Rivian had a rough quarter in Q4, ramping production for what appears to be no reason at all. The company’s revenue outpaced the consensus estimate, but overproduction cut into the bottom line, aiding a larger-than-expected loss. The $1.32 billion in revenue is up 100% YOY and outpaced the analysts’ consensus target by 470 basis points, which may be the only good news. Regarding production and deliveries, production topped 17,500 units, with only 80% delivered, and deliveries fell sequentially. 

The margin news is among the worst. The company improved its gross profit per vehicle significantly, but the gains were overshadowed by inventory cost and CAPEX, resulting in a deeper-than-expected loss. The company reported $1.73 per share in adjusted losses, $0.41 weaker than expected, and the guidance is no better. 

Rivian’s run rate in Q4 is an annualized 70,000 compared to the 57,000 deliveries guidance. This more than suggests the company will be slowing production in the coming year, good for total cost but bad for leverage. The company forecasts annualized losses to range near $2.7 billion EBITDA. 

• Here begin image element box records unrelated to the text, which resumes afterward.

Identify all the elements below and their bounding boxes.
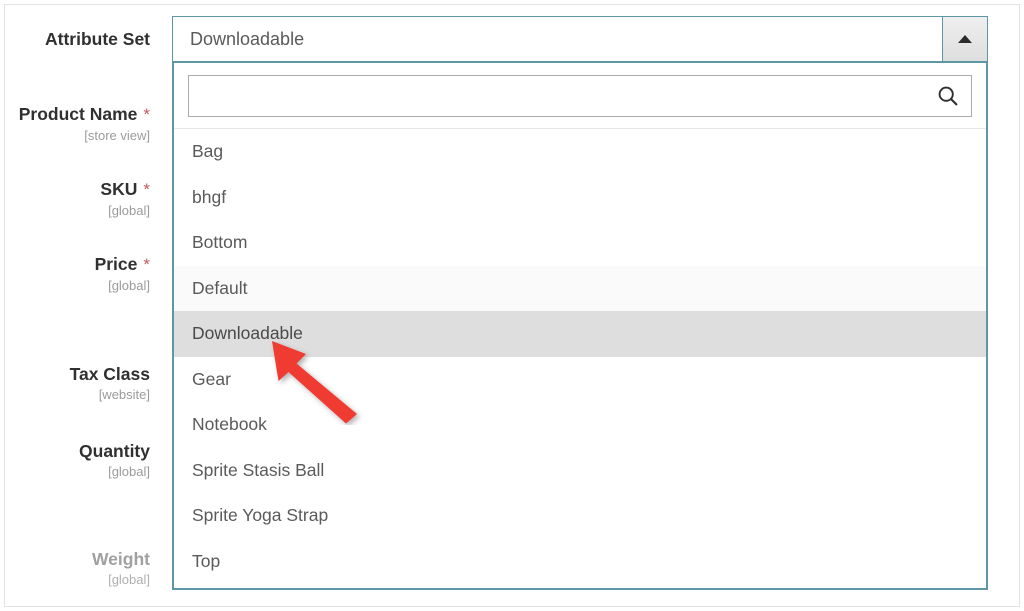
field-label-text: Quantity — [0, 440, 150, 462]
attribute-set-select-control[interactable]: Downloadable — [172, 16, 988, 62]
option-item[interactable]: Sprite Stasis Ball — [174, 448, 986, 494]
screenshot-root: Attribute Set Product Name * [store view]… — [0, 0, 1024, 611]
field-label-weight: Weight [global] — [0, 548, 150, 588]
required-asterisk: * — [143, 180, 150, 199]
search-input[interactable] — [188, 75, 972, 117]
field-label-text: Attribute Set — [0, 28, 150, 50]
field-label-text: Weight — [0, 548, 150, 570]
option-item[interactable]: Gear — [174, 357, 986, 403]
field-label-text: Price * — [0, 253, 150, 276]
option-item[interactable]: bhgf — [174, 175, 986, 221]
attribute-set-toggle-button[interactable] — [942, 16, 988, 62]
option-item[interactable]: Default — [174, 265, 986, 311]
field-label-tax-class: Tax Class [website] — [0, 363, 150, 403]
label-main-text: Weight — [91, 549, 150, 569]
field-label-text: SKU * — [0, 178, 150, 201]
field-label-text: Tax Class — [0, 363, 150, 385]
field-label-text: Product Name * — [0, 103, 150, 126]
option-item[interactable]: Bottom — [174, 220, 986, 266]
label-main-text: SKU — [100, 179, 138, 199]
attribute-set-dropdown-panel: Bag bhgf Bottom Default Downloadable Gea… — [172, 61, 988, 590]
field-label-product-name: Product Name * [store view] — [0, 103, 150, 144]
dropdown-search-row — [188, 75, 972, 117]
option-item[interactable]: Bag — [174, 129, 986, 175]
form-label-column: Attribute Set Product Name * [store view]… — [0, 0, 168, 611]
label-main-text: Tax Class — [69, 364, 150, 384]
label-main-text: Price — [94, 254, 138, 274]
option-item[interactable]: Top — [174, 539, 986, 585]
field-label-attribute-set: Attribute Set — [0, 28, 150, 50]
option-item[interactable]: Sprite Yoga Strap — [174, 493, 986, 539]
caret-up-icon — [958, 35, 972, 43]
field-scope-text: [website] — [98, 387, 150, 402]
label-main-text: Quantity — [79, 441, 150, 461]
label-main-text: Product Name — [18, 104, 138, 124]
field-label-price: Price * [global] — [0, 253, 150, 294]
field-label-quantity: Quantity [global] — [0, 440, 150, 480]
field-scope-text: [global] — [108, 572, 150, 587]
field-label-sku: SKU * [global] — [0, 178, 150, 219]
option-item-highlighted[interactable]: Downloadable — [174, 311, 986, 357]
required-asterisk: * — [143, 255, 150, 274]
attribute-set-option-list: Bag bhgf Bottom Default Downloadable Gea… — [174, 128, 986, 584]
field-scope-text: [global] — [108, 203, 150, 218]
option-item[interactable]: Notebook — [174, 402, 986, 448]
field-scope-text: [global] — [108, 464, 150, 479]
field-scope-text: [store view] — [84, 128, 150, 143]
field-scope-text: [global] — [108, 278, 150, 293]
required-asterisk: * — [143, 105, 150, 124]
label-main-text: Attribute Set — [45, 29, 150, 49]
attribute-set-selected-value: Downloadable — [190, 29, 305, 49]
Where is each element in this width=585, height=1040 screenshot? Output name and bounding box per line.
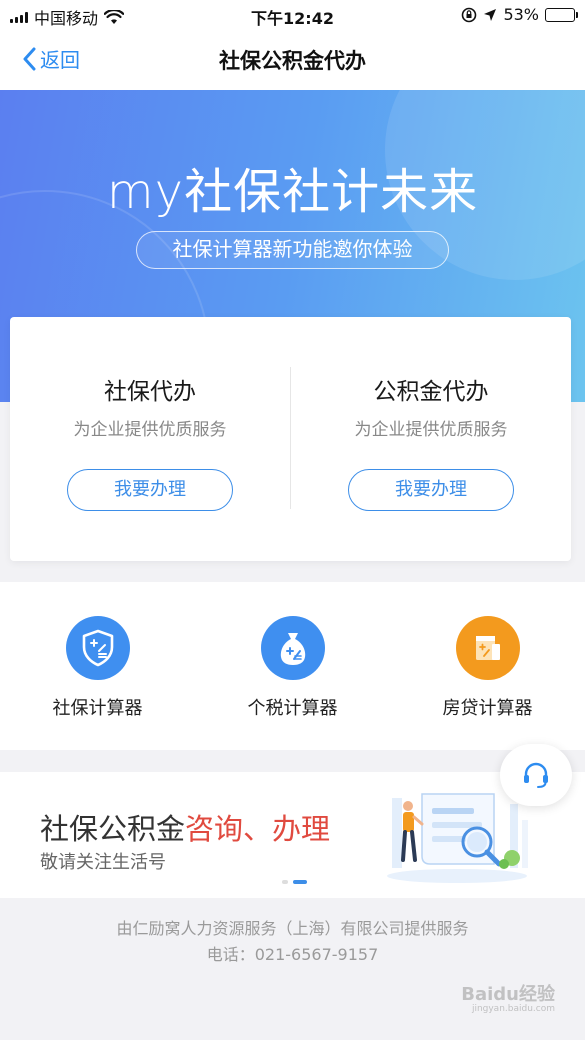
social-security-apply-button[interactable]: 我要办理	[67, 469, 233, 511]
footer: 由仁励窝人力资源服务（上海）有限公司提供服务 电话：021-6567-9157	[0, 916, 585, 968]
battery-icon	[545, 7, 578, 22]
money-bag-calculator-icon	[260, 616, 325, 680]
status-right: 53%	[461, 5, 578, 24]
service-card: 社保代办 为企业提供优质服务 我要办理 公积金代办 为企业提供优质服务 我要办理	[10, 317, 571, 561]
service-title: 社保代办	[104, 379, 196, 405]
promo-title-main: 社保公积金	[40, 812, 186, 846]
headset-icon	[524, 762, 548, 788]
service-title: 公积金代办	[373, 379, 489, 405]
mortgage-calculator[interactable]: 房贷计算器	[390, 616, 585, 720]
watermark-text: Baidu经验	[461, 984, 555, 1005]
promo-subtitle: 敬请关注生活号	[40, 852, 166, 873]
housing-fund-service: 公积金代办 为企业提供优质服务 我要办理	[291, 317, 571, 561]
calculator-label: 个税计算器	[247, 698, 338, 719]
calculator-label: 社保计算器	[52, 698, 143, 719]
consultant-illustration	[387, 793, 528, 883]
service-desc: 为企业提供优质服务	[73, 420, 227, 440]
watermark-logo: Baidu经验 jingyan.baidu.com	[461, 980, 555, 1014]
rotation-lock-icon	[462, 7, 477, 22]
battery-percent: 53%	[503, 5, 539, 24]
location-icon	[484, 8, 497, 21]
status-bar: 中国移动 下午12:42 53%	[0, 0, 585, 30]
banner-subtitle-pill: 社保计算器新功能邀你体验	[136, 231, 449, 269]
shield-calculator-icon	[65, 616, 130, 680]
service-desc: 为企业提供优质服务	[354, 420, 508, 440]
footer-phone: 电话：021-6567-9157	[206, 945, 379, 964]
social-security-service: 社保代办 为企业提供优质服务 我要办理	[10, 317, 290, 561]
housing-fund-apply-button[interactable]: 我要办理	[348, 469, 514, 511]
house-calculator-icon	[455, 616, 520, 680]
footer-provider: 由仁励窝人力资源服务（上海）有限公司提供服务	[116, 919, 469, 938]
nav-bar: 返回 社保公积金代办	[0, 30, 585, 90]
social-security-calculator[interactable]: 社保计算器	[0, 616, 195, 720]
promo-title-highlight: 咨询、办理	[185, 812, 331, 846]
promo-title: 社保公积金咨询、办理	[40, 806, 330, 848]
banner-headline: my社保社计未来	[106, 164, 479, 220]
calculator-label: 房贷计算器	[442, 698, 533, 719]
carousel-indicator	[282, 880, 307, 884]
calculator-grid: 社保计算器 个税计算器 房贷计算器	[0, 582, 585, 750]
customer-service-button[interactable]	[500, 744, 572, 806]
income-tax-calculator[interactable]: 个税计算器	[195, 616, 390, 720]
watermark-sub: jingyan.baidu.com	[471, 1004, 555, 1014]
consult-promo[interactable]: 社保公积金咨询、办理 敬请关注生活号	[0, 772, 585, 898]
page-title: 社保公积金代办	[219, 49, 366, 73]
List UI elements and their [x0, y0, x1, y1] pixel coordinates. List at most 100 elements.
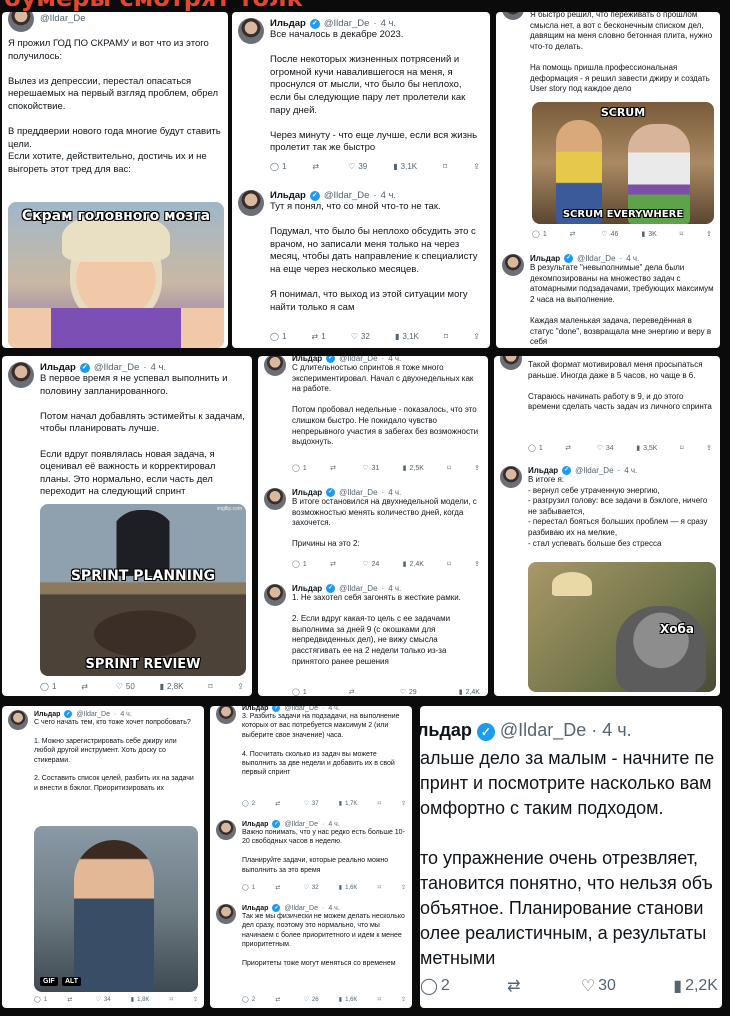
retweet-button[interactable]: ⇄ — [330, 464, 339, 472]
bookmark-button[interactable]: ⌑ — [208, 682, 212, 691]
views-button[interactable]: ▮ 1,6K — [339, 996, 358, 1004]
retweet-button[interactable]: ⇄ — [349, 688, 358, 696]
avatar[interactable] — [216, 706, 236, 724]
bookmark-button[interactable]: ⌑ — [378, 800, 381, 807]
reply-button[interactable]: ◯ 1 — [292, 560, 307, 569]
avatar[interactable] — [502, 12, 524, 20]
author-name[interactable]: Ильдар — [242, 706, 268, 712]
bookmark-button[interactable]: ⌑ — [170, 996, 173, 1003]
retweet-button[interactable]: ⇄ 1 — [312, 332, 326, 341]
tweet-time[interactable]: 4 ч. — [328, 905, 339, 912]
author-handle[interactable]: @Ildar_De — [339, 356, 377, 363]
like-button[interactable]: ♡ 34 — [96, 996, 111, 1004]
share-button[interactable]: ⇪ — [401, 800, 406, 807]
share-button[interactable]: ⇪ — [401, 996, 406, 1003]
share-button[interactable]: ⇪ — [706, 444, 712, 452]
retweet-button[interactable]: ⇄ — [507, 976, 523, 996]
share-button[interactable]: ⇪ — [237, 682, 244, 691]
reply-button[interactable]: ◯ 1 — [34, 996, 47, 1004]
author-name[interactable]: Ильдар — [292, 356, 322, 363]
views-button[interactable]: ▮ 2,4K — [403, 560, 424, 569]
like-button[interactable]: ♡ 37 — [304, 800, 319, 808]
tweet-time[interactable]: 4 ч. — [624, 466, 637, 475]
tweet-time[interactable]: 4 ч. — [388, 488, 401, 497]
tweet-time[interactable]: 4 ч. — [120, 711, 131, 718]
author-name[interactable]: Ильдар — [242, 905, 268, 912]
bookmark-button[interactable]: ⌑ — [443, 162, 447, 171]
views-button[interactable]: ▮ 3,5K — [636, 444, 657, 453]
author-name[interactable]: Ильдар — [270, 18, 306, 29]
reply-button[interactable]: ◯ 2 — [242, 996, 255, 1004]
author-handle[interactable]: @Ildar_De — [284, 821, 318, 828]
reply-button[interactable]: ◯ 1 — [532, 230, 547, 239]
retweet-button[interactable]: ⇄ — [570, 230, 579, 238]
author-handle[interactable]: @Ildar_De — [324, 190, 370, 201]
retweet-button[interactable]: ⇄ — [275, 884, 283, 891]
like-button[interactable]: ♡ 46 — [601, 230, 618, 239]
bookmark-button[interactable]: ⌑ — [447, 560, 451, 568]
author-handle[interactable]: @Ildar_De — [339, 584, 377, 593]
author-name[interactable]: Ильдар — [242, 821, 268, 828]
like-button[interactable]: ♡ 32 — [304, 884, 319, 892]
author-name[interactable]: Ильдар — [34, 711, 60, 718]
views-button[interactable]: ▮ 1,8K — [131, 996, 150, 1004]
author-name[interactable]: Ильдар — [528, 466, 558, 475]
avatar[interactable] — [8, 12, 34, 32]
like-button[interactable]: ♡ 32 — [351, 332, 370, 341]
author-handle[interactable]: @Ildar_De — [284, 905, 318, 912]
retweet-button[interactable]: ⇄ — [275, 800, 283, 807]
tweet-time[interactable]: 4 ч. — [328, 706, 339, 712]
retweet-button[interactable]: ⇄ — [565, 444, 574, 452]
author-handle[interactable]: @Ildar_De — [577, 254, 615, 263]
reply-button[interactable]: ◯ 1 — [292, 688, 307, 697]
author-handle[interactable]: @Ildar_De — [575, 466, 613, 475]
author-handle[interactable]: @Ildar_De — [500, 720, 586, 740]
bookmark-button[interactable]: ⌑ — [447, 464, 451, 472]
reply-button[interactable]: ◯ 1 — [270, 162, 286, 171]
bookmark-button[interactable]: ⌑ — [444, 332, 448, 341]
like-button[interactable]: ♡ 50 — [116, 682, 135, 691]
like-button[interactable]: ♡ 34 — [597, 444, 614, 453]
tweet-time[interactable]: 4 ч. — [381, 190, 397, 201]
share-button[interactable]: ⇪ — [474, 560, 480, 568]
author-name[interactable]: Ильдар — [530, 254, 560, 263]
retweet-button[interactable]: ⇄ — [67, 996, 75, 1003]
tweet-time[interactable]: 4 ч. — [151, 362, 167, 373]
avatar[interactable] — [264, 584, 286, 606]
meme-image[interactable]: SCRUM SCRUM EVERYWHERE — [532, 102, 714, 224]
views-button[interactable]: ▮ 3K — [641, 230, 656, 239]
reply-button[interactable]: ◯ 1 — [40, 682, 56, 691]
like-button[interactable]: ♡ 29 — [400, 688, 417, 697]
meme-image[interactable]: Хоба — [528, 562, 716, 692]
share-button[interactable]: ⇪ — [401, 884, 406, 891]
avatar[interactable] — [500, 466, 522, 488]
retweet-button[interactable]: ⇄ — [330, 560, 339, 568]
tweet-time[interactable]: 4 ч. — [388, 356, 401, 363]
bookmark-button[interactable]: ⌑ — [378, 996, 381, 1003]
author-handle[interactable]: @Ildar_De — [284, 706, 318, 712]
views-button[interactable]: ▮ 2,8K — [160, 682, 184, 691]
author-name[interactable]: Ильдар — [270, 190, 306, 201]
meme-image[interactable]: Скрам головного мозга — [8, 202, 224, 348]
author-handle[interactable]: @Ildar_De — [76, 711, 110, 718]
author-handle[interactable]: @Ildar_De — [339, 488, 377, 497]
views-button[interactable]: ▮ 3,1K — [395, 332, 419, 341]
reply-button[interactable]: ◯ 1 — [528, 444, 543, 453]
share-button[interactable]: ⇪ — [706, 230, 712, 238]
share-button[interactable]: ⇪ — [474, 464, 480, 472]
retweet-button[interactable]: ⇄ — [275, 996, 283, 1003]
like-button[interactable]: ♡ 39 — [348, 162, 367, 171]
avatar[interactable] — [500, 356, 522, 370]
reply-button[interactable]: ◯ 1 — [292, 464, 307, 473]
views-button[interactable]: ▮ 2,2K — [673, 976, 718, 996]
author-name[interactable]: Ильдар — [292, 488, 322, 497]
reply-button[interactable]: ◯ 1 — [242, 884, 255, 892]
avatar[interactable] — [216, 820, 236, 840]
avatar[interactable] — [502, 254, 524, 276]
avatar[interactable] — [264, 356, 286, 376]
avatar[interactable] — [8, 710, 28, 730]
tweet-time[interactable]: 4 ч. — [328, 821, 339, 828]
tweet-time[interactable]: 4 ч. — [388, 584, 401, 593]
like-button[interactable]: ♡ 26 — [304, 996, 319, 1004]
like-button[interactable]: ♡ 30 — [581, 976, 616, 996]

Rivian takes move to cut costs

Rivian announced cutting 10% of its salaried workforce to reduce costs. The cuts are in addition to a select number of hourly workers but may be too late. The company still has $9.7 billion on its balance sheet, but $2.7 billion in annualized losses will whittle that away quickly. With the EV market stalled, it is unlikely Rivian will reach profitability on target. Additionally, price cuts intended to attract more consumers are likely to continue impacting results and outlook in 2024. The race now isn’t to ramp production but to achieve profitability while maintaining a competitive edge against Tesla (NASDAQ: TSLA) and other EV OEMs

Analysts support Rivian but are lowering their price targets and ratings following the release. Among the more prominent revisions is one from JPMorgan Chase, downgrading to Neutral and setting the new low price target. That target assumes the stock is fairly valued at its new low near $11. The consensus target assumes a 100% upside but is falling quickly and may not support the price action.

The technical outlook: Rivian gets taken to the dump

The price action in RIVN is not promising for anyone except a bearish trader. The market is down more than 25% and moving lower after the news. The volume is also the highest in months, suggesting a high-conviction move by the market. If this market can’t find support soon, it will likely continue to move lower until there is some sign that profits are coming soon. 

As it is, Rivian risks losing its institutional support, which is significant. Institutions own more than 60% of the shares, with Ford Motor Company (NYSE: F) and Amazon (NASDAQ: AMZN) listed as top holders. They will unlikely exit their stakes soon, but other institutional holders and funds are more likely to cut losses.